Saya dengan senang hati mentransfer uang yang diminta Indah. Meskipun ia bilang akan mencicil selama 1o kali, saya tidak terlalu mempermasalahkannya.
Namanya juga keponakan, itu kan tanggung jawab saya juga. Apalagi, Indah belum dapat jodoh hingga sekarang.
Adat Minang memang mengatakan "anak dipangku, keponakan dibimbing". Artinya, ada semacam kewajiban paman terhadap anak dari saudara perempuannya.
Awalnya, saat sekitar puasa dan lebaran, omzet Indah alhamdulillah lumayan.
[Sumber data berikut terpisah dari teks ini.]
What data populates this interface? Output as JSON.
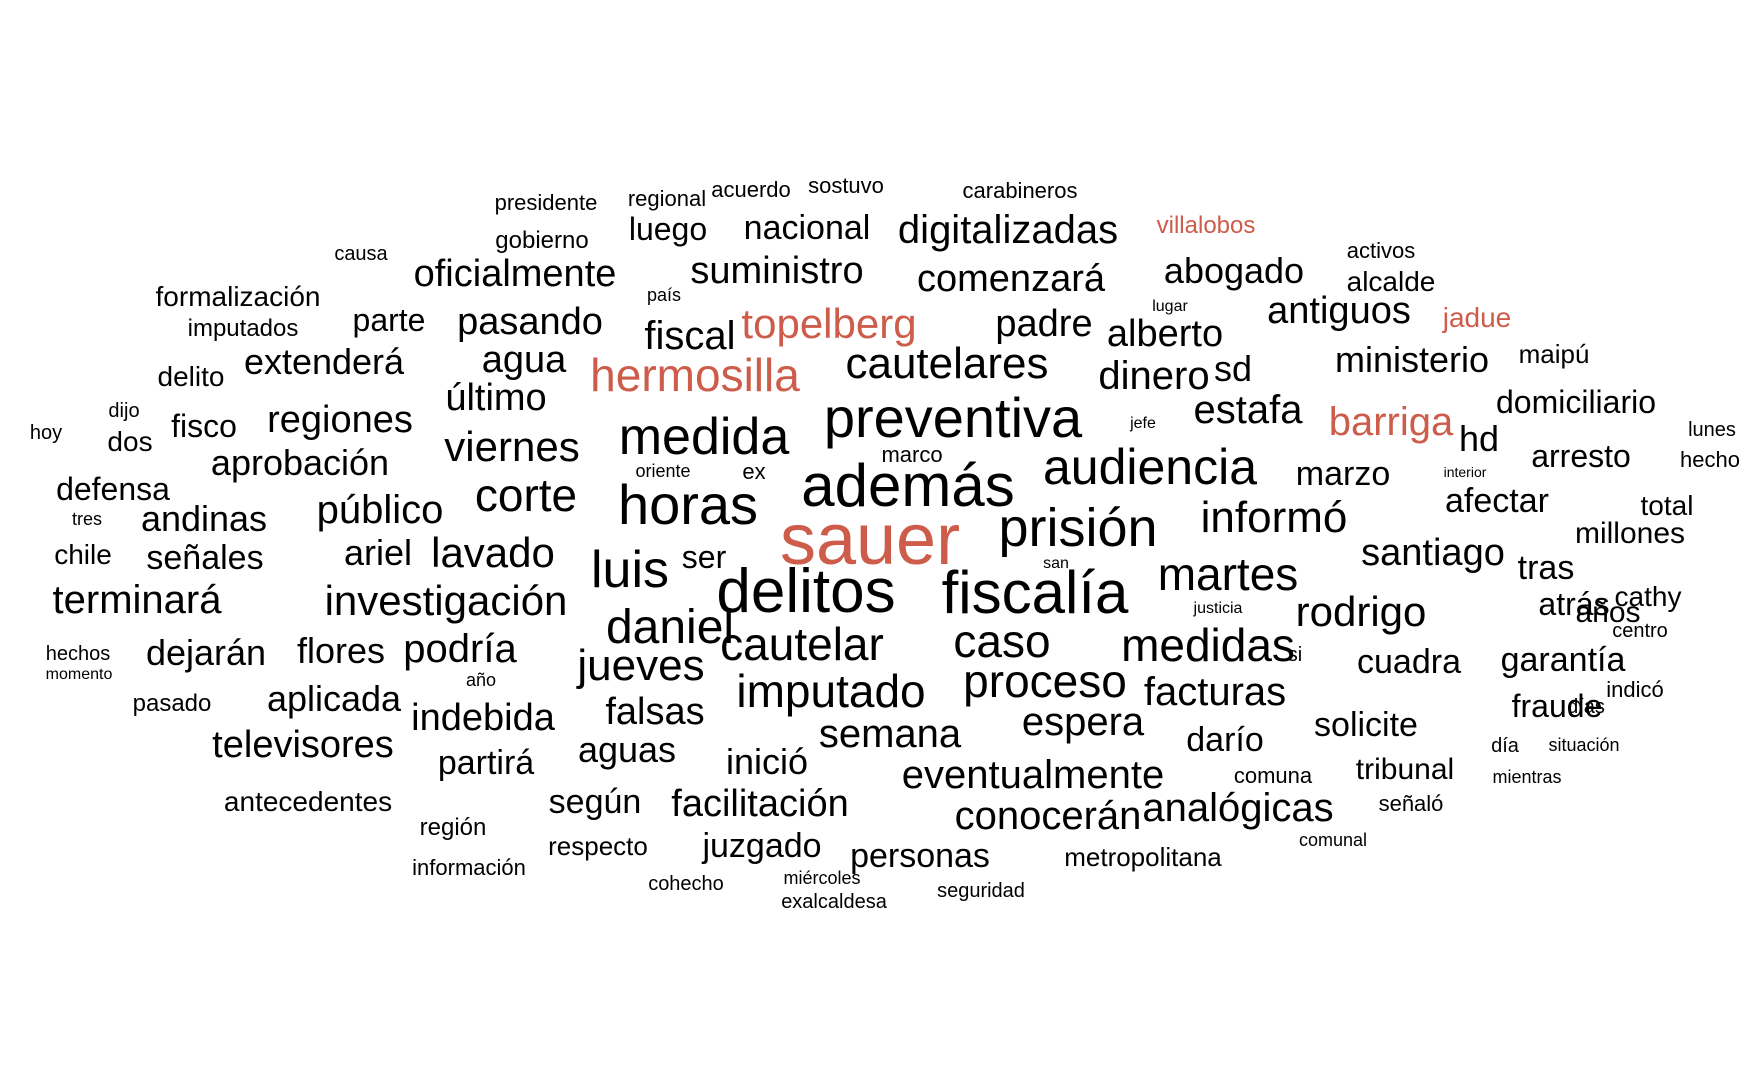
{
  "colors": {
    "default": "#000000",
    "highlight": "#cd5c4a"
  },
  "words": [
    {
      "text": "sauer",
      "highlight": true
    },
    {
      "text": "delitos",
      "highlight": false
    },
    {
      "text": "fiscalía",
      "highlight": false
    },
    {
      "text": "además",
      "highlight": false
    },
    {
      "text": "preventiva",
      "highlight": false
    },
    {
      "text": "prisión",
      "highlight": false
    },
    {
      "text": "horas",
      "highlight": false
    },
    {
      "text": "medida",
      "highlight": false
    },
    {
      "text": "audiencia",
      "highlight": false
    },
    {
      "text": "hermosilla",
      "highlight": true
    },
    {
      "text": "topelberg",
      "highlight": true
    },
    {
      "text": "barriga",
      "highlight": true
    },
    {
      "text": "jadue",
      "highlight": true
    },
    {
      "text": "villalobos",
      "highlight": true
    },
    {
      "text": "luis",
      "highlight": false
    },
    {
      "text": "daniel",
      "highlight": false
    },
    {
      "text": "corte",
      "highlight": false
    },
    {
      "text": "cautelar",
      "highlight": false
    },
    {
      "text": "caso",
      "highlight": false
    },
    {
      "text": "medidas",
      "highlight": false
    },
    {
      "text": "imputado",
      "highlight": false
    },
    {
      "text": "proceso",
      "highlight": false
    },
    {
      "text": "martes",
      "highlight": false
    },
    {
      "text": "informó",
      "highlight": false
    },
    {
      "text": "cautelares",
      "highlight": false
    },
    {
      "text": "jueves",
      "highlight": false
    },
    {
      "text": "rodrigo",
      "highlight": false
    },
    {
      "text": "investigación",
      "highlight": false
    },
    {
      "text": "viernes",
      "highlight": false
    },
    {
      "text": "lavado",
      "highlight": false
    },
    {
      "text": "estafa",
      "highlight": false
    },
    {
      "text": "dinero",
      "highlight": false
    },
    {
      "text": "comenzará",
      "highlight": false
    },
    {
      "text": "digitalizadas",
      "highlight": false
    },
    {
      "text": "suministro",
      "highlight": false
    },
    {
      "text": "oficialmente",
      "highlight": false
    },
    {
      "text": "eventualmente",
      "highlight": false
    },
    {
      "text": "semana",
      "highlight": false
    },
    {
      "text": "espera",
      "highlight": false
    },
    {
      "text": "facturas",
      "highlight": false
    },
    {
      "text": "conocerán",
      "highlight": false
    },
    {
      "text": "analógicas",
      "highlight": false
    },
    {
      "text": "facilitación",
      "highlight": false
    },
    {
      "text": "público",
      "highlight": false
    },
    {
      "text": "podría",
      "highlight": false
    },
    {
      "text": "terminará",
      "highlight": false
    },
    {
      "text": "televisores",
      "highlight": false
    },
    {
      "text": "santiago",
      "highlight": false
    },
    {
      "text": "padre",
      "highlight": false
    },
    {
      "text": "alberto",
      "highlight": false
    },
    {
      "text": "abogado",
      "highlight": false
    },
    {
      "text": "antiguos",
      "highlight": false
    },
    {
      "text": "ministerio",
      "highlight": false
    },
    {
      "text": "fiscal",
      "highlight": false
    },
    {
      "text": "agua",
      "highlight": false
    },
    {
      "text": "pasando",
      "highlight": false
    },
    {
      "text": "último",
      "highlight": false
    },
    {
      "text": "regiones",
      "highlight": false
    },
    {
      "text": "extenderá",
      "highlight": false
    },
    {
      "text": "aprobación",
      "highlight": false
    },
    {
      "text": "andinas",
      "highlight": false
    },
    {
      "text": "ariel",
      "highlight": false
    },
    {
      "text": "señales",
      "highlight": false
    },
    {
      "text": "dejarán",
      "highlight": false
    },
    {
      "text": "flores",
      "highlight": false
    },
    {
      "text": "aplicada",
      "highlight": false
    },
    {
      "text": "indebida",
      "highlight": false
    },
    {
      "text": "falsas",
      "highlight": false
    },
    {
      "text": "aguas",
      "highlight": false
    },
    {
      "text": "inició",
      "highlight": false
    },
    {
      "text": "partirá",
      "highlight": false
    },
    {
      "text": "según",
      "highlight": false
    },
    {
      "text": "juzgado",
      "highlight": false
    },
    {
      "text": "personas",
      "highlight": false
    },
    {
      "text": "darío",
      "highlight": false
    },
    {
      "text": "solicite",
      "highlight": false
    },
    {
      "text": "cuadra",
      "highlight": false
    },
    {
      "text": "garantía",
      "highlight": false
    },
    {
      "text": "fraude",
      "highlight": false
    },
    {
      "text": "tribunal",
      "highlight": false
    },
    {
      "text": "atrás",
      "highlight": false
    },
    {
      "text": "afectar",
      "highlight": false
    },
    {
      "text": "marzo",
      "highlight": false
    },
    {
      "text": "arresto",
      "highlight": false
    },
    {
      "text": "domiciliario",
      "highlight": false
    },
    {
      "text": "hd",
      "highlight": false
    },
    {
      "text": "sd",
      "highlight": false
    },
    {
      "text": "luego",
      "highlight": false
    },
    {
      "text": "nacional",
      "highlight": false
    },
    {
      "text": "parte",
      "highlight": false
    },
    {
      "text": "fisco",
      "highlight": false
    },
    {
      "text": "ser",
      "highlight": false
    },
    {
      "text": "defensa",
      "highlight": false
    },
    {
      "text": "formalización",
      "highlight": false
    },
    {
      "text": "millones",
      "highlight": false
    },
    {
      "text": "tras",
      "highlight": false
    },
    {
      "text": "años",
      "highlight": false
    },
    {
      "text": "cathy",
      "highlight": false
    },
    {
      "text": "total",
      "highlight": false
    },
    {
      "text": "alcalde",
      "highlight": false
    },
    {
      "text": "maipú",
      "highlight": false
    },
    {
      "text": "antecedentes",
      "highlight": false
    },
    {
      "text": "metropolitana",
      "highlight": false
    },
    {
      "text": "delito",
      "highlight": false
    },
    {
      "text": "dos",
      "highlight": false
    },
    {
      "text": "chile",
      "highlight": false
    },
    {
      "text": "imputados",
      "highlight": false
    },
    {
      "text": "gobierno",
      "highlight": false
    },
    {
      "text": "presidente",
      "highlight": false
    },
    {
      "text": "regional",
      "highlight": false
    },
    {
      "text": "acuerdo",
      "highlight": false
    },
    {
      "text": "sostuvo",
      "highlight": false
    },
    {
      "text": "carabineros",
      "highlight": false
    },
    {
      "text": "causa",
      "highlight": false
    },
    {
      "text": "país",
      "highlight": false
    },
    {
      "text": "activos",
      "highlight": false
    },
    {
      "text": "lugar",
      "highlight": false
    },
    {
      "text": "dijo",
      "highlight": false
    },
    {
      "text": "hoy",
      "highlight": false
    },
    {
      "text": "tres",
      "highlight": false
    },
    {
      "text": "hechos",
      "highlight": false
    },
    {
      "text": "momento",
      "highlight": false
    },
    {
      "text": "pasado",
      "highlight": false
    },
    {
      "text": "año",
      "highlight": false
    },
    {
      "text": "marco",
      "highlight": false
    },
    {
      "text": "oriente",
      "highlight": false
    },
    {
      "text": "ex",
      "highlight": false
    },
    {
      "text": "jefe",
      "highlight": false
    },
    {
      "text": "san",
      "highlight": false
    },
    {
      "text": "justicia",
      "highlight": false
    },
    {
      "text": "si",
      "highlight": false
    },
    {
      "text": "comuna",
      "highlight": false
    },
    {
      "text": "comunal",
      "highlight": false
    },
    {
      "text": "señaló",
      "highlight": false
    },
    {
      "text": "mientras",
      "highlight": false
    },
    {
      "text": "día",
      "highlight": false
    },
    {
      "text": "situación",
      "highlight": false
    },
    {
      "text": "días",
      "highlight": false
    },
    {
      "text": "indicó",
      "highlight": false
    },
    {
      "text": "centro",
      "highlight": false
    },
    {
      "text": "lunes",
      "highlight": false
    },
    {
      "text": "hecho",
      "highlight": false
    },
    {
      "text": "interior",
      "highlight": false
    },
    {
      "text": "región",
      "highlight": false
    },
    {
      "text": "información",
      "highlight": false
    },
    {
      "text": "respecto",
      "highlight": false
    },
    {
      "text": "cohecho",
      "highlight": false
    },
    {
      "text": "miércoles",
      "highlight": false
    },
    {
      "text": "exalcaldesa",
      "highlight": false
    },
    {
      "text": "seguridad",
      "highlight": false
    }
  ]
}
Sehingga, ia bisa mencicil pengembalian pinjaman kepada saya sebanyak 2 kali.
Namun, sejak Juni kemarin, Indah bercerita bahwa penjualannya betul-betul sepi dan hingga sekarang belum bisa mengembalikan uang saya.Â
Saya sendiri dalam hati ikhlas membantu Indah. Makanya, Indah saya minta tidak usah berpikir soal utangnya.Â
Kita pindah ke kisah lain. Kalau keponakan saya berdagang melalui media sosial, ada lagi kisah teman saya yang berjualan secara konvensional.
Teman ini juga berjualan pakaian muslimah di sebuah kios di pinggir jalan yang cukup ramai di kawasan pinggiran Pekanbaru.
Kondisi teman saya malah lebih parah ketimbang kisah keponakan di atas. Di bulan puasa kemarin pun teman ini omzetnya menurun dibandingkan bulan puasa tahun sebelumnya.
Padahal, teman tersebut terlanjur menyetok barang agak banyak dengan membeli secara langsung ke Pasar Tanah Abang Jakarta.
Lemahnya daya beli masyarakat dituding menjadi penyebab menurunnya omzet pelaku UMKM di berbagai daerah.